Diabetes-causing gene can be regulated like a rheostat

Researchers at the Centre for Genomic Regulation (CRG) and Imperial College London have found a switch that regulates the activity of a gene that causes diabetes. The findings, published in Nature Cell Biology, highlight potential new vulnerabilities in the disease and could lead to the development of new therapeutic strategies.

HNF1A is a gene that provides instructions for making a protein called hepatocyte nuclear factor-1 alpha. The protein is expressed in many tissues but is particularly important for the pancreas, where it plays a role in developing beta cells. Beta cells produce the hormone insulin, which regulate blood sugar levels.

Mutations in HNF1A cause cells to create a protein that doesn’t work normally, which in turn affects the function of beta cells. This results in individuals developing a disease known as maturity-onset diabetes of the young, where symptoms such as high blood sugar can appear before individuals reach the age of 30.

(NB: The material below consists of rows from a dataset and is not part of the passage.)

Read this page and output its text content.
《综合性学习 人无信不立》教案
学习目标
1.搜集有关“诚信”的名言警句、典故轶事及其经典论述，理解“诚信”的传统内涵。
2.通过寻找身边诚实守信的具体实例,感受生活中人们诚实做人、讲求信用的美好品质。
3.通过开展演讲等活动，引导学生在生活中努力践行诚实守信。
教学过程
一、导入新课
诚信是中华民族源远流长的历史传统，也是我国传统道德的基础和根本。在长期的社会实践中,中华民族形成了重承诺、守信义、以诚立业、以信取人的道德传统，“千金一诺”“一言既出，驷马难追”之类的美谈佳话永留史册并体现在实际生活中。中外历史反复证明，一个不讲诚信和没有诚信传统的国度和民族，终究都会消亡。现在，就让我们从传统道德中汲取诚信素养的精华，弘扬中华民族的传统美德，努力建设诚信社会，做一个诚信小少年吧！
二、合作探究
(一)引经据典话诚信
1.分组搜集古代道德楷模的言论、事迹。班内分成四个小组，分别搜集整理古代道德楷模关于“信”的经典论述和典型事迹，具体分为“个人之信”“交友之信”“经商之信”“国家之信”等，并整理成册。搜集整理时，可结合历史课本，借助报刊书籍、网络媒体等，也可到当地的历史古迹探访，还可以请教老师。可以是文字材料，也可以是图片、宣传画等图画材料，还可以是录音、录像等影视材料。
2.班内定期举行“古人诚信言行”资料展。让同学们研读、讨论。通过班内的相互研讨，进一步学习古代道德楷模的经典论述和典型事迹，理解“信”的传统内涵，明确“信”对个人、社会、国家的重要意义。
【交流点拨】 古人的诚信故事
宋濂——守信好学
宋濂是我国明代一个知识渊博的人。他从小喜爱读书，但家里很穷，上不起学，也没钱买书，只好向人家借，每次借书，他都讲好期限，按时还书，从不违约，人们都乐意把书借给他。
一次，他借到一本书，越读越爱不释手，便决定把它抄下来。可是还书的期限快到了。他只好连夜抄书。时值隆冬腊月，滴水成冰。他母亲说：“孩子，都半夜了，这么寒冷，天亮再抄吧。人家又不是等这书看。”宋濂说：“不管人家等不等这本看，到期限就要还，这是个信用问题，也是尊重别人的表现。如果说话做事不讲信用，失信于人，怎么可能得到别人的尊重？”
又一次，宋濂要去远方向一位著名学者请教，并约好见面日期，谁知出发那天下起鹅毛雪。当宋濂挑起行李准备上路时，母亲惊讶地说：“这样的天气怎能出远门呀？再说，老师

Though this disease accounts for just 1% of all types of diabetes, it is high in terms of absolute numbers due to the high prevalence of diabetes amongst the worldwide population (5-10%). HNF1A is also known to play a key role in the susceptibility for the more common form of the disease, type 2 diabetes, in concert with other genetic and non-genetic factors.

Understanding how the HNF1A gene is switched on or off in beta cells could have important implications for understanding why defects in this gene lead to diabetes, or how it could be harnessed to correct the underlying problem. Using a combination of mouse and human models, researchers have now focused on an enigmatic part of the genome near HNF1A that has a unique function that has not been described before.

This DNA regulatory element works like as rheostat; if the HNF1A gene transcribes too much it dials it down, if the gene is slacking it dials it back up. 

“We coined this a stabilizer, in contrast to other DNA regulatory elements such as enhancers, promoters and silencers, and call this particular element HASTER, for HNF1A stabilizer,” explains Jorge Ferrer, Senior Researcher at the CRG and Group Leader at CIBERDEM.

The vast majority of RNA molecules synthesized inside cells do not code for proteins. HASTER controls the production of a class of these RNA molecules known as long non-coding RNAS, (lncRNAS).

“This is intriguing because there are tens of thousands of lncRNAs in the human genome, most of which have no known function. It very likely that that there are many lncRNAs in our genome with a similar function to HASTER. If so, they could play a significant role in human disease,” says Dr. Anthony Beucher, first author of the study.

The researchers showed that mutations in HASTER cause diabetes in mice. “This is important, because it proves that this type of element is critically important, the consequences of deleting HASTER are comparable to deleting HNF1A itself. HASTER could be a useful handle to manipulate HNF1A therapeutically” says Dr. Ferrer.

The study is an example of how studying the non-protein coding sequences in a genome can yield new ways to understand and treat disease. Just 1-2% of the human genome consists of protein-coding sequences. The remaining ‘dark matter’ is thought to include tens of thousands of regions that regulate gene expression.

By showing that changes to the function of gene regulatory elements such as HASTER can drastically change cell function akin to disrupting the gene itself, the researchers pave the way for future studies that explore the role of non-protein coding sequences in promoting disease.

“A lot more space in the human genome is devoted to regulating genes than to the genes themselves. In this study we have experimentally validated just one region to ascertain its function. It’s likely this is just the tip of the iceberg,” concludes Dr. Ferrer.

“Although noncoding RNAs were initially considered to be degradation products of RNA turnover and metabolism, and were often neglected, increasing evidence has demonstrated their regulatory and functional roles in diverse cellular compartments and macromolecular structures and in a wide range of contexts spanning differentiation, disease and metabolism,” says an accompanying editorial printed in Nature Methods.